Un tempo la nascita era un evento vissuto in ambito familiare, nella quotidianità, sostenuta dalla solidarietà di tutte le donne della comunità.
Il piccolo veniva accolto, avvolto e lasciato tra le braccia della mamma per permettere ad entrambi di scambiarsi il piacere di riconoscersi.

In questi ultimi 50 anni in Italia la nascita ha subito tanti cambiamenti, condizionamenti, manipolazioni e contaminazioni come la nostra madre terra. La gravidanza, il parto, la nascita, la prima infanzia sono diventati un grande e proficuo mercato senza nessun rispetto dei protagonisti di eventi cosi importanti per la storia personale di ognuno e necessari per ogni società. Ed essere favorevoli al rispetto del parto naturale non vuol dire essere dei nostalgici acritici del passato e rifiutare ogni eventuale tecnologia appropriata e rispettosa degli individui e dell’ambiente circostante. Cosi come progredire non vuol dire rinnegare tutto il passato. Un tempo la nascita era un evento vissuto in ambito familiare, nella quotidianità, sostenuta dalla solidarietà di tutte le donne della comunità.

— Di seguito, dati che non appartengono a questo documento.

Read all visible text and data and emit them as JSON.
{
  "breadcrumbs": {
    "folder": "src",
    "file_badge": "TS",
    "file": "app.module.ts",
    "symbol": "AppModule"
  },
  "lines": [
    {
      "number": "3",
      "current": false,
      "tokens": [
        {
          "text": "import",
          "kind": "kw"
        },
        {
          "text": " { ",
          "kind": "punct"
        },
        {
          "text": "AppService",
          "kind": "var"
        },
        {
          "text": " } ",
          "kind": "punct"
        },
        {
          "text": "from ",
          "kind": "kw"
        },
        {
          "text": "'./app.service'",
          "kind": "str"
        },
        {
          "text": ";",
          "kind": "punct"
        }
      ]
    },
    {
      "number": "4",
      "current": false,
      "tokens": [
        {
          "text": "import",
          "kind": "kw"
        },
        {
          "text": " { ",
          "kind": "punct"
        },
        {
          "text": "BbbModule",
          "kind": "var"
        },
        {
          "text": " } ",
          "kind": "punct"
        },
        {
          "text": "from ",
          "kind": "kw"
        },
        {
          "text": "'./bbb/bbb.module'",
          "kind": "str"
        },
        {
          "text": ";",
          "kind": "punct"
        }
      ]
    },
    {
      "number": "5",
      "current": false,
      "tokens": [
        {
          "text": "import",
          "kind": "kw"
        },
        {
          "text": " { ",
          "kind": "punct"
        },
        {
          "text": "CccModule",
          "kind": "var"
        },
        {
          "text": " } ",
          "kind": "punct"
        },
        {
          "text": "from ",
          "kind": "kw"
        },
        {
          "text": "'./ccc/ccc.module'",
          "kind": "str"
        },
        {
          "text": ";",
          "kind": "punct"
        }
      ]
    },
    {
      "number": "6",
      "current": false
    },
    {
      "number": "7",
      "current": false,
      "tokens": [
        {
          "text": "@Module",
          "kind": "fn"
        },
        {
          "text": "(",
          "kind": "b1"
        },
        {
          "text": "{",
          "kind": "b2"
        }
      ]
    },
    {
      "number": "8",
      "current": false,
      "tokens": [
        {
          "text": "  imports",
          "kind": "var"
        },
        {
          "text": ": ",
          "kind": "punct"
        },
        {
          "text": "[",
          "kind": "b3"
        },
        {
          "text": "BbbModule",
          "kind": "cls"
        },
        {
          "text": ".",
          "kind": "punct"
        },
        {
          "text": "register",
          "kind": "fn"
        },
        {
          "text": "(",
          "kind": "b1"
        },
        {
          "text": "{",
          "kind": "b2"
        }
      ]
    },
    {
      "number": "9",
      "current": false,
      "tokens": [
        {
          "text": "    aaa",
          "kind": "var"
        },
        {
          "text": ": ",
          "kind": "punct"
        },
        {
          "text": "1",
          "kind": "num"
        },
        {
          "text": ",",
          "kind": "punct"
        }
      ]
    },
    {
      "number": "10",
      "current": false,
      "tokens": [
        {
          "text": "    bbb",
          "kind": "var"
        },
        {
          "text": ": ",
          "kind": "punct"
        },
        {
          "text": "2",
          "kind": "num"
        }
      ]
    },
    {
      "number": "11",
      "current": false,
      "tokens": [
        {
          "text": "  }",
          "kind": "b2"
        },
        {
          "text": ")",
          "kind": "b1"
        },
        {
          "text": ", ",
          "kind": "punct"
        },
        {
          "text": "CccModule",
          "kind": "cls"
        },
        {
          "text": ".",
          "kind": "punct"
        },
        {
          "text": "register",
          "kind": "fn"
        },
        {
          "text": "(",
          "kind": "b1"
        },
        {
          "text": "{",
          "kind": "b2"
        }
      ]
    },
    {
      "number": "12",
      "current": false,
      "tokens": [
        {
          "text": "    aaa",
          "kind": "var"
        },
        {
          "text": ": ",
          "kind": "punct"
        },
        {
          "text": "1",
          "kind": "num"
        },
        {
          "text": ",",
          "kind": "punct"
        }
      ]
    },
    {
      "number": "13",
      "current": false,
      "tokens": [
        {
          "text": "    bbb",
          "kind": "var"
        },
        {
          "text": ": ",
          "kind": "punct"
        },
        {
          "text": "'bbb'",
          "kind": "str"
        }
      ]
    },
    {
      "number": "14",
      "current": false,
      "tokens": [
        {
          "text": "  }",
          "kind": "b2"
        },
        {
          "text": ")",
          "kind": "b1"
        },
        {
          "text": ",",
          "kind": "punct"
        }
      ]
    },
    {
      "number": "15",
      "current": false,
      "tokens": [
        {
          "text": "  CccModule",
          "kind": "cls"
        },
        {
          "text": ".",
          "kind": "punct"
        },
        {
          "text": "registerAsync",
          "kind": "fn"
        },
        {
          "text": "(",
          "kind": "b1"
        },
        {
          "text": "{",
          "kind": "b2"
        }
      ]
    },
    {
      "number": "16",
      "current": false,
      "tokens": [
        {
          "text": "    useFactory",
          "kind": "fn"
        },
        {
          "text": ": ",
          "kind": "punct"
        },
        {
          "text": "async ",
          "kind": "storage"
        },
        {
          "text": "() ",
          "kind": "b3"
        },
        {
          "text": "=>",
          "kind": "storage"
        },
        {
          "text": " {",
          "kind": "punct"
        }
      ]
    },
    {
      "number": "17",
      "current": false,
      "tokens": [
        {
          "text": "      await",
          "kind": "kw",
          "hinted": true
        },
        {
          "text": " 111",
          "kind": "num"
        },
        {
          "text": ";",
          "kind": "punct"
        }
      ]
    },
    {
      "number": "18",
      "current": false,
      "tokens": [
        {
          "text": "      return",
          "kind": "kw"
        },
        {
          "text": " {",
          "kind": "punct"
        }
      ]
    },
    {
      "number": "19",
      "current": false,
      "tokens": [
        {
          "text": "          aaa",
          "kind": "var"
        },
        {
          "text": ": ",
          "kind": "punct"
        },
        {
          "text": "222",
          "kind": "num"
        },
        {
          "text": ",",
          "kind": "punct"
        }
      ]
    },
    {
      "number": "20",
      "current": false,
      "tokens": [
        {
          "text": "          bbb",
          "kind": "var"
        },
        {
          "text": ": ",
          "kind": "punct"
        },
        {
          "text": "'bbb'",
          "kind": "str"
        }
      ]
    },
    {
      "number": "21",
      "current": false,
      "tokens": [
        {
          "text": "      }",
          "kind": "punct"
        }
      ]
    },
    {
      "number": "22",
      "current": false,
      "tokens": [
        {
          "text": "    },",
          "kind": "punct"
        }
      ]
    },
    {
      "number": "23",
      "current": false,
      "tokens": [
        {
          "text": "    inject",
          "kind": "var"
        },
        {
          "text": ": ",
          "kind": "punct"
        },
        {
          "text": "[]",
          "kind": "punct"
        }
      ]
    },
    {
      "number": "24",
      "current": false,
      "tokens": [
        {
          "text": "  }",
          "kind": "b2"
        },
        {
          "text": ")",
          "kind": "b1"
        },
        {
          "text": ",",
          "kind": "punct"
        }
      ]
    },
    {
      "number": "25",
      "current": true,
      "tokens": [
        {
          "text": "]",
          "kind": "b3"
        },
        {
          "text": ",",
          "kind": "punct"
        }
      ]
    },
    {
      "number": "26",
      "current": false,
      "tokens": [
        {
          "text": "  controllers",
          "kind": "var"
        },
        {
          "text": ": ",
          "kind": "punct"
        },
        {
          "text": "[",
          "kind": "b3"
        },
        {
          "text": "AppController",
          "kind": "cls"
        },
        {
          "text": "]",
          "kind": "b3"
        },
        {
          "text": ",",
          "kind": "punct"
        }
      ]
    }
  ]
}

Il piccolo veniva accolto, avvolto e lasciato tra le braccia della mamma per permettere ad entrambi di scambiarsi il piacere di riconoscersi. Alla madre non veniva sottratto il piacere di gratificarsi di tanto impegnativo lavoro ed al piccolo veniva lasciato il tempo necessario per imparare a succhiare dal seno il benefico colostro. - il primo latte che madre natura offre ad ogni neonato -. Avveniva naturalmente e senza strappi il passaggio alla vita, dalla avvolgente culla uterina a braccia accoglienti e premurose. Senza far uso di farmaci, ma attraverso la suzione del seno si stimolava la produzione endogena di ossitocina che, dopo il parto, permette l’espulsione della placenta e successivamente la regressione uterina. Da quando, però, Ia riproduzione umana è diventata campo esclusivo della medicina, delle tecniche chirurgiche e della tecnologia, la nascita ha mutato il suo volto e il suo linguaggio in ambito psicologico, sociale ed economico. La gravidanza, il parto che erano vissuti come momenti conseguenti della sessualità femminile, sono stati trasformati in eventi medici, da curare. Da naturali sono diventati “fisiologici” e patologici. Le donne erano le detentrici di un “sapere” che ne determinava la loro forza al momento del parto e lo tramandavano di donna in donna. Cambiando il luogo, dalla casa all’ospedale, sono cambiate anche le persone che si occupano dell’assistenza, la gestione viene affidata al medico, al ginecologo, e il parto da atto intimo, personale, naturale - nella maggioranza dei casi - diviene atto medicochirurgico. Mentre prima la donna veniva incoraggiata, sostenuta dalle altre donne e dall’ostetrica, si fa largo la modalità standardizzata e specialistica rivolta indiscriminatamente a tutte le donne anche quelle in perfetta salute (cioè la maggioranza). Vengono imposti di routine la posizione supina, la rasatura del pube, la somministrazione di farmaci per indurre o accelerare il travaglio, l’episiotomia (taglio della vagina).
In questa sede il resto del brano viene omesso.